Nikolaus Buenning¹, David Noone¹

¹Department of Atmospheric and Oceanic Sciences and Cooperative Institute of Research in Environmental Sciences, University of Colorado, Boulder, CO, USA

The isotopic composition of precipitation (σ) is widely used for both hydrology and climate variability studies. Mapping out the spatial distribution of σ values has been done by several studies using different methods. However, there has been little work on representing the temporal variations (both seasonal and interannual variations). In this study, both long-term mean and interannual datasets are constructed based on the Global Network for Isotopes in Precipitation (GNIP) observations. This was done by using a spatial regression against physical quantities to represent the annual mean, a series of Fourier coefficients to fit the seasonal cycle, and another regression to represent the interannual component. For the regression model, temperature, precipitation amount, elevation, and latitude are used as predictors. A bias term is also included in this model, to account for non-local processes that aren’t captured by the local regression. This regression and transform (RT) approach is compared to errors and biases associated with General Circulation Models.
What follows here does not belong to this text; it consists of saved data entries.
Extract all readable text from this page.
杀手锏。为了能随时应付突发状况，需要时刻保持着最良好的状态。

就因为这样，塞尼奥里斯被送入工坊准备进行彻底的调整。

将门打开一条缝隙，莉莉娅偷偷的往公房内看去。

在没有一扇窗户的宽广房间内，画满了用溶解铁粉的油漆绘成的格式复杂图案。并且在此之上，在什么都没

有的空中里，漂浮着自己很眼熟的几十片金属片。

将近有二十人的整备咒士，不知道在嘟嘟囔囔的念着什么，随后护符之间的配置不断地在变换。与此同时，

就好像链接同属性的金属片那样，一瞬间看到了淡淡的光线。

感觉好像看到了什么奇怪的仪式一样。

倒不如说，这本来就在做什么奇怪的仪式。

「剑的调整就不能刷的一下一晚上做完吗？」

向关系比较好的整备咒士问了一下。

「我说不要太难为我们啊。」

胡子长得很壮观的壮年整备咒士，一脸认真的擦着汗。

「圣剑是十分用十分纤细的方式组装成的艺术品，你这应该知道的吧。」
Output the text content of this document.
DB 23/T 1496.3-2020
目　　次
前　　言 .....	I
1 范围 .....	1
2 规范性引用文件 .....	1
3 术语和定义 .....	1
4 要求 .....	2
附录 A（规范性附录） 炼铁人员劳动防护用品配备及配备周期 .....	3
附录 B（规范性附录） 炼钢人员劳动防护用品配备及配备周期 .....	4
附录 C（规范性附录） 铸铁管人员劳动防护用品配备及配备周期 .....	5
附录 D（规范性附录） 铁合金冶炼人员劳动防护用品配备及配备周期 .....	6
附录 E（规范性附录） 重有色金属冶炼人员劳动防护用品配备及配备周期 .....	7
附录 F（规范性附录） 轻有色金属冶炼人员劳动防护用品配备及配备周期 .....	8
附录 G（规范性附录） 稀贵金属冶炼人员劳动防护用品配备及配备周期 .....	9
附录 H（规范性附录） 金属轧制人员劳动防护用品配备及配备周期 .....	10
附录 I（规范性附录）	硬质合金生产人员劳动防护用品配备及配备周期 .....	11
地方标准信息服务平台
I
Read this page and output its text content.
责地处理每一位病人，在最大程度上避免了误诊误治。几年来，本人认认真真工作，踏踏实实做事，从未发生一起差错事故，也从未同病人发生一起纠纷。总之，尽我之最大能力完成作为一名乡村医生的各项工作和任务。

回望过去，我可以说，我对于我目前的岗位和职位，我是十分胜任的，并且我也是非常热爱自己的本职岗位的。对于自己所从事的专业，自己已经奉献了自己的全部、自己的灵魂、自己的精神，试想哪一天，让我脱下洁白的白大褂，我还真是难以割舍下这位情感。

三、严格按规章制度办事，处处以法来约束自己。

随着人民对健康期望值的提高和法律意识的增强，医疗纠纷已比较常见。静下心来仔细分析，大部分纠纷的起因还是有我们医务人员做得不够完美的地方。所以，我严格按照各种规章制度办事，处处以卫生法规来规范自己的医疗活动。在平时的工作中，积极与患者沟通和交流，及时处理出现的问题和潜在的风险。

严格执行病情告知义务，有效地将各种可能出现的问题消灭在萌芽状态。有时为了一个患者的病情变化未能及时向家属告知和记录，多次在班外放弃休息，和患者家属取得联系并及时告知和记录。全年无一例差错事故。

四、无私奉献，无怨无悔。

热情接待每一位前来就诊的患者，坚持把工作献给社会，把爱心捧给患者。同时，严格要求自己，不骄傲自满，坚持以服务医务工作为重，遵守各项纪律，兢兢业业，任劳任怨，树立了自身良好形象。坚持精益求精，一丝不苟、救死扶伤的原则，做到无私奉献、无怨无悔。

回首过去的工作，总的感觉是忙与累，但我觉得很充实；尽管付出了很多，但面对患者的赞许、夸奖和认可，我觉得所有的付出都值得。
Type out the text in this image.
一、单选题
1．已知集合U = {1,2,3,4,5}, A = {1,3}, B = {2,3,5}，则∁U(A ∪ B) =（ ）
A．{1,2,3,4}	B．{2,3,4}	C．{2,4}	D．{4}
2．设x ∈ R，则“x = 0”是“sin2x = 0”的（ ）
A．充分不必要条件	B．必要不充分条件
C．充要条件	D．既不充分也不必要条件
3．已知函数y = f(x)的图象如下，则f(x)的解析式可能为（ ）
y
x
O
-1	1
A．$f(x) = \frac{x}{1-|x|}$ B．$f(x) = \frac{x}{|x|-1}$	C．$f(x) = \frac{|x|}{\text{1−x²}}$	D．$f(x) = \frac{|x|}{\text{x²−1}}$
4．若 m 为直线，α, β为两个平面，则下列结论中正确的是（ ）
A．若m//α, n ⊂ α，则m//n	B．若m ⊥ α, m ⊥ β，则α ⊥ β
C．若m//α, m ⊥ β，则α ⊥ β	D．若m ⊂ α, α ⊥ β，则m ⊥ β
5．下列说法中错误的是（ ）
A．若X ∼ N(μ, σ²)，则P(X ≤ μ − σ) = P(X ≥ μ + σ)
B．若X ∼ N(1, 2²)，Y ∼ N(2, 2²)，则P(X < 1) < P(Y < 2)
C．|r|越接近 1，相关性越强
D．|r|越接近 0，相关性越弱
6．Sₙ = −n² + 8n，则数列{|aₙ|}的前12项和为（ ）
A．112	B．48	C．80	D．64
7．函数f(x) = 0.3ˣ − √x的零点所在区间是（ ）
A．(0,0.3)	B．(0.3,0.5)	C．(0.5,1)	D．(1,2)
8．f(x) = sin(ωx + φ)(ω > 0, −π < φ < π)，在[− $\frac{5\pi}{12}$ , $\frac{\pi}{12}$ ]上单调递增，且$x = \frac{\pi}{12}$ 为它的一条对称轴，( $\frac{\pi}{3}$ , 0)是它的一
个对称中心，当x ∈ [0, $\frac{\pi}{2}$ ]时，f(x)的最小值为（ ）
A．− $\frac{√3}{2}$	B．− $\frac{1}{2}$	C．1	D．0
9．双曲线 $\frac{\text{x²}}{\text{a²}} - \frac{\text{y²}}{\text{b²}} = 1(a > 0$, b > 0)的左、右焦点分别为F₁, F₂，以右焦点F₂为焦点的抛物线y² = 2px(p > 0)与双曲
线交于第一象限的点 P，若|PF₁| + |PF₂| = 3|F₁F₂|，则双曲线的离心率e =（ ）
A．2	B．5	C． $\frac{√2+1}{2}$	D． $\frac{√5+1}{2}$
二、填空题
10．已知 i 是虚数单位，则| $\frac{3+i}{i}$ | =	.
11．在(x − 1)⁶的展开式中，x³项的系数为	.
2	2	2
Trends in σ values are calculated at each grid cell, and attributed to a non-local (advected) component or a local temperature and/or precipitation variation. Recent increasing trends in σ values indicate a regional warming over certain regions of the high northern latitudes, which is captured by the regression via temperature changes. The generated datasets also indicate an increase in precipitation over Southeast Asia, and a strengthening of the Walker Circulation (for the 1979-2001 period). Trends in σ values are consistent with a north-northeastward shift in the Aleutian Low and the North Pacific storm track; a feature that was not captured by the regression alone. This approach was able to identify regions where the hydrological cycle is largely influenced by local conditions and other regions where it’s largely affect by other factors such as changes in moisture advection.